The native long-haired rat, or mayaroo, baffled and amazed 19th-century colonists. Reports describe the rats pouring down in their millions from the country between Cooper’s Creek and the Bulloo River, infilling tanks and wells, destroying gardens, erasing dirt roads and eating food stores and leather saddles.
Bonyhady’s The Enchantment of the Long-haired Rat is a kind of social history of this spectacular natural phenomenon. Quoting extensively from newspaper reports, he attempts to map colonial encounters with the mayaroo and to document local attitudes to its sudden appearances in vast numbers. Despite the mayaroo’s resemblance to the European black rat, fear and loathing was not the universal response. Indeed, some people thought the mayaroo might be a potential saviour, an exterminator that could halt the dreaded rabbit in its apparently relentless march north. Still, the rats were a nightmare for towns in central and western Queensland: in 1880, for example, the residents of Winton said that not even the hair on a sleeper’s head was safe from depredation.
Today there are still eruptions – the most recent was in 2011 – but, according to Bonyhady, these are minor compared with the great pre-Federation plagues. And, although the mayaroo is not officially endangered, he seems resigned to its eventual extinction.

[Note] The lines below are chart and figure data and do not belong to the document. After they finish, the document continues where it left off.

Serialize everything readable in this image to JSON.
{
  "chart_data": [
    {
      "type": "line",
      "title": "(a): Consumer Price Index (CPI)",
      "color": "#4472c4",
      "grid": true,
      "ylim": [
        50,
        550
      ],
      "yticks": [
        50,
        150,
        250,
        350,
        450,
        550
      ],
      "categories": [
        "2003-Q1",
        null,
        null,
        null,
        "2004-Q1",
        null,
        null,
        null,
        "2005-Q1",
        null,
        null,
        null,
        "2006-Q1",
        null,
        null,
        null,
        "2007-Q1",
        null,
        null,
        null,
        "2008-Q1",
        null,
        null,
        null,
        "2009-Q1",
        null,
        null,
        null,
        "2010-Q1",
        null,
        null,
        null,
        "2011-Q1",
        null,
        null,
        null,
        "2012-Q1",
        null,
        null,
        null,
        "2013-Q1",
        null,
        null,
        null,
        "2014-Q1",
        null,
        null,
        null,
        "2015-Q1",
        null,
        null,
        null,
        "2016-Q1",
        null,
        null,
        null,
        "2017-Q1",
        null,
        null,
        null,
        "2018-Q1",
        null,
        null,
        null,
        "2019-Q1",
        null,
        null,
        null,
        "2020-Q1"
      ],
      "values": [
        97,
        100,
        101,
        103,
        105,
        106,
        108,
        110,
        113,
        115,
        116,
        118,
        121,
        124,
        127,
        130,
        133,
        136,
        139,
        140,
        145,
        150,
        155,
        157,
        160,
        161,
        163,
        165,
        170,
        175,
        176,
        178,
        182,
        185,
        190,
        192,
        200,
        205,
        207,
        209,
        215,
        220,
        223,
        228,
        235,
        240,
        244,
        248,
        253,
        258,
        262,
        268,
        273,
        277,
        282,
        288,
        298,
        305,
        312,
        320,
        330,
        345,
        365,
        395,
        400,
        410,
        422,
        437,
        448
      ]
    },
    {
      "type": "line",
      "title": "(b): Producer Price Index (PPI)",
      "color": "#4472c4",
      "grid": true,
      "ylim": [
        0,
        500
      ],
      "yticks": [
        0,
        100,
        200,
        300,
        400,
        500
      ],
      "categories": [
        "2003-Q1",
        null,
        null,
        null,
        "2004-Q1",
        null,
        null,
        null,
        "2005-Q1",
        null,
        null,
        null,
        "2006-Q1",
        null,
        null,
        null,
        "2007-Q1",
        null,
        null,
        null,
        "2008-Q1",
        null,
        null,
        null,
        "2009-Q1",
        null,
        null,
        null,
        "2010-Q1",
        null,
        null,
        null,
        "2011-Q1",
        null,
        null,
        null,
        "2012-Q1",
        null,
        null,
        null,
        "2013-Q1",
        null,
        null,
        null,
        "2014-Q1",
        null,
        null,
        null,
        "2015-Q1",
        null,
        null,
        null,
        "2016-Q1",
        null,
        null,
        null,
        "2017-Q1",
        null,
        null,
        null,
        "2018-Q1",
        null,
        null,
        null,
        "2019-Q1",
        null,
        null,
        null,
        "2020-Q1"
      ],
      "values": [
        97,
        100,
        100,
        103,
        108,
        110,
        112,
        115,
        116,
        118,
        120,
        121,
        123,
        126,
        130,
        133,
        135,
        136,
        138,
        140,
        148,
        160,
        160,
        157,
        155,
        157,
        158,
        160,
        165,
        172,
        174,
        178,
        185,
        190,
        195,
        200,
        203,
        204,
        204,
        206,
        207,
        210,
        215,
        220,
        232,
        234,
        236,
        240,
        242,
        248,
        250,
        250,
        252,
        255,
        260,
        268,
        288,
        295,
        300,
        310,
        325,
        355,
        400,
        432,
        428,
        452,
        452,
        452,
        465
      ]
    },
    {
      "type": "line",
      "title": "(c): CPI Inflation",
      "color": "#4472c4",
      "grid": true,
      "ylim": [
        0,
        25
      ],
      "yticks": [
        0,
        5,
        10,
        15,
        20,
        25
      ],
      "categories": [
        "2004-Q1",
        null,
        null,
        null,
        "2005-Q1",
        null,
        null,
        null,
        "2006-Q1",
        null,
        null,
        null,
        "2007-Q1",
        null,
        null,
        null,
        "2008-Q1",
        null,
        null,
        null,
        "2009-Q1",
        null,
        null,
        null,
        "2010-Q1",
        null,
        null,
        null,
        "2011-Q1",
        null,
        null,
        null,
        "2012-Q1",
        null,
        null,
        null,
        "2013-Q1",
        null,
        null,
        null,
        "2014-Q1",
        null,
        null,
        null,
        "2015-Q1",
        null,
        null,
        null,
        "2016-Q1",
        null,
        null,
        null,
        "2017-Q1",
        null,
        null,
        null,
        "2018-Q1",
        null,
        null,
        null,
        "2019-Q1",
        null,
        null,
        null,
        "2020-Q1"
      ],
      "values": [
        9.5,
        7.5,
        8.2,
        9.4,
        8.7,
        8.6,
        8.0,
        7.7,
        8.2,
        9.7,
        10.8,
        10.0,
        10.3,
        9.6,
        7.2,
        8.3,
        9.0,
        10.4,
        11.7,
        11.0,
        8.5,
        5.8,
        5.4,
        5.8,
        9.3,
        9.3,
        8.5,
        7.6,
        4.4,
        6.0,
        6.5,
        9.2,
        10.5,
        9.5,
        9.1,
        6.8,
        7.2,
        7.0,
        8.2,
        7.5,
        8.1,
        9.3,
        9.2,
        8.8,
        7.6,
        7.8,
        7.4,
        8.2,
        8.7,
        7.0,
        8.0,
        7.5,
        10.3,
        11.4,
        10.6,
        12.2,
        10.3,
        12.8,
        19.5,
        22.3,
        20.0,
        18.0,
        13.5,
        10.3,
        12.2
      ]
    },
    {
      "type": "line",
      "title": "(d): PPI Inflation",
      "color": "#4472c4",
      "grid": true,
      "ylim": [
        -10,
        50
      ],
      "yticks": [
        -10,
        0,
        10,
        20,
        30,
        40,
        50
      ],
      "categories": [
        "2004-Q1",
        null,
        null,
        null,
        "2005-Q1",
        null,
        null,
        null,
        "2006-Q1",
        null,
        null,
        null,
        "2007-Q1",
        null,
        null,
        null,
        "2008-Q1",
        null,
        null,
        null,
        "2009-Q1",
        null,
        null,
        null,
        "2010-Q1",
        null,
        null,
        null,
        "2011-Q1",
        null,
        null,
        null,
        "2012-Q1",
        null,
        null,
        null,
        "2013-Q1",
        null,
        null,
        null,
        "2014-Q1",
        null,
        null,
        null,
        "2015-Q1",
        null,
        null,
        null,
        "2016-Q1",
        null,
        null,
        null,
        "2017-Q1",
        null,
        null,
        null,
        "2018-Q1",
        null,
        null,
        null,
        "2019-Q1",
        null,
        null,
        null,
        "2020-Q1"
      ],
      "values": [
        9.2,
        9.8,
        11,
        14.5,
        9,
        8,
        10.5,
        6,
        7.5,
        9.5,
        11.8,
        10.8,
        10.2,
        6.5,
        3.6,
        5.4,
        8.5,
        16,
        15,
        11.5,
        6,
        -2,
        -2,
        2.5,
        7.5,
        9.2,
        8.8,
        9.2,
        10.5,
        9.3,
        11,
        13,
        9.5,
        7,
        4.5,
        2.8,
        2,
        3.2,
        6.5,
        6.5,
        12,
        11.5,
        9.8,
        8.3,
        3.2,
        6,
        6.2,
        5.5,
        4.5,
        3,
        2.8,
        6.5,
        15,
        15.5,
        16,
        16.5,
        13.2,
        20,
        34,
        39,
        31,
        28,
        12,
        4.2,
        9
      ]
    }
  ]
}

Is Bonyhady’s almost fatalistic, all but elegiac description of the mayaroo’s decline justified? Well, Australia is a world leader when it comes to the annihilation of small furry animals. But, even if extinction is not imminent, the mayaroo’s diminished presence should give us pause. Those old-time plagues must have felt like sheer mockery to the colonists in their faltering attempts to subdue the country, an upsurge of all that was inscrutable and unconquerable in nature. Now, though, the balance has tipped. The outback has been degraded. And soon, perhaps, there’ll be no more wonders of vitality – no strange and multitudinous others – to confound us and to defy us, and, yes, to enchant us.